Some days the rituals that keep me sane, and let me fall asleep in the late hours, are simple and few: my evening journal entry. My nightly gratitude meditation. Making sure the kitchen is tidy as night falls.
And then tonight: a walk in the gloaming with the children, and Ralph, and our dog. Whatever we talk about, sublime or mundane, and whether Ralph and I get to talk or are interrupted by our children (tonight’s lively discussion: what film elements make a film a “Western”?), just being out in the night air and in their presence is immensely grounding. We’ve had these wonderfully beachy fogs lately, bringing a chill to the air that is nevertheless alive with the promise of spring and summer.
Daily I give up somehow trying to keep up with the children – their interests, their growth, their projects, their social lives. Not so long ago I was their everything and knew what they did, and what they thought, and who they saw. Now they fly back to me, little fledglings to the nest, and tell me their every thought. Yet I still try to grasp and to wrest control of it all, to be the one who is calling the shots, instead of being carried along.

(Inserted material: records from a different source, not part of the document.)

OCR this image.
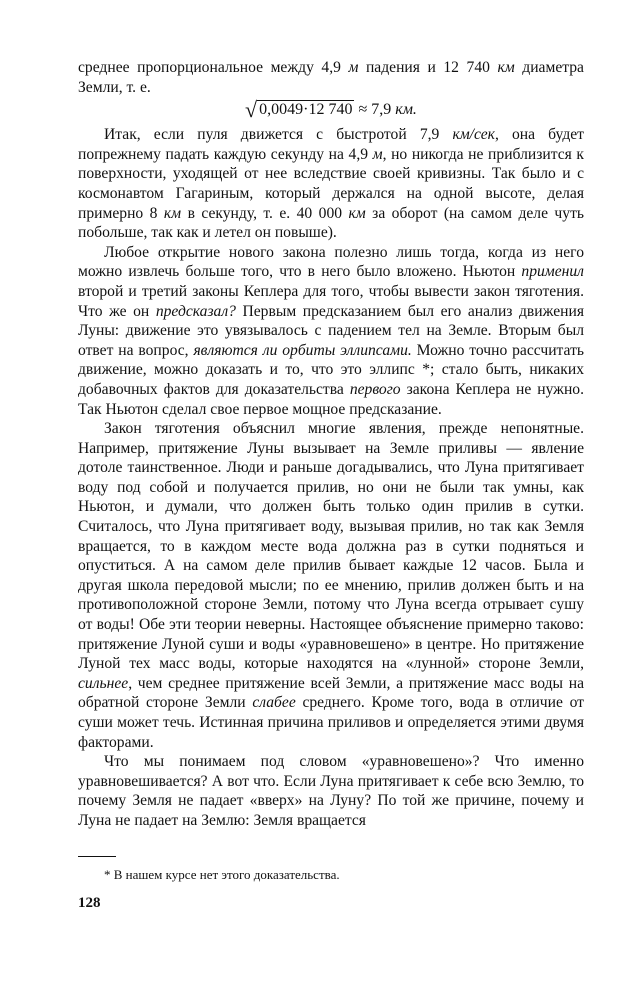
среднее пропорциональное между 4,9 м падения и 12 740 км диаметра Земли, т. е.

√ 0,0049·12 740 ≈ 7,9 км.

Итак, если пуля движется с быстротой 7,9 км/сек, она будет попрежнему падать каждую секунду на 4,9 м, но никогда не приблизится к поверхности, уходящей от нее вследствие своей кривизны. Так было и с космонавтом Гагариным, который держался на одной высоте, делая примерно 8 км в секунду, т. е. 40 000 км за оборот (на самом деле чуть побольше, так как и летел он повыше).

Любое открытие нового закона полезно лишь тогда, когда из него можно извлечь больше того, что в него было вложено. Ньютон применил второй и третий законы Кеплера для того, чтобы вывести закон тяготения. Что же он предсказал? Первым предсказанием был его анализ движения Луны: движение это увязывалось с падением тел на Земле. Вторым был ответ на вопрос, являются ли орбиты эллипсами. Можно точно рассчитать движение, можно доказать и то, что это эллипс *; стало быть, никаких добавочных фактов для доказательства первого закона Кеплера не нужно. Так Ньютон сделал свое первое мощное предсказание.

Закон тяготения объяснил многие явления, прежде непонятные. Например, притяжение Луны вызывает на Земле приливы — явление дотоле таинственное. Люди и раньше догадывались, что Луна притягивает воду под собой и получается прилив, но они не были так умны, как Ньютон, и думали, что должен быть только один прилив в сутки. Считалось, что Луна притягивает воду, вызывая прилив, но так как Земля вращается, то в каждом месте вода должна раз в сутки подняться и опуститься. А на самом деле прилив бывает каждые 12 часов. Была и другая школа передовой мысли; по ее мнению, прилив должен быть и на противоположной стороне Земли, потому что Луна всегда отрывает сушу от воды! Обе эти теории неверны. Настоящее объяснение примерно таково: притяжение Луной суши и воды «уравновешено» в центре. Но притяжение Луной тех масс воды, которые находятся на «лунной» стороне Земли, сильнее, чем среднее притяжение всей Земли, а притяжение масс воды на обратной стороне Земли слабее среднего. Кроме того, вода в отличие от суши может течь. Истинная причина приливов и определяется этими двумя факторами.

Что мы понимаем под словом «уравновешено»? Что именно уравновешивается? А вот что. Если Луна притягивает к себе всю Землю, то почему Земля не падает «вверх» на Луну? По той же причине, почему и Луна не падает на Землю: Земля вращается

* В нашем курсе нет этого доказательства.
128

It isn’t true that it is only infants who seek out their mother’s breast. My children are half-grown and yet in my presence they are forever coming close, putting their arms up – or merely out – to hold me. Kissing me, wrapping their bodies around mine, or tangling their legs between my ankles on the couch, or in bed. If anything the physical intimacy is the same as it has been since they were very small. I am humbled to find I did not create this exactly, nor earn it, it is simply the nature of things, time flying by as it must.
We reach the end of the kids’ first year together in school. Their grades are exemplary, their rmemories are many, and happy. They are well-regarded by peers and staff at the school. One and a half band concerts left, and we will be free of the school schedule for some weeks. And I will have my babies back, if on such terms as remain unfamiliar to me.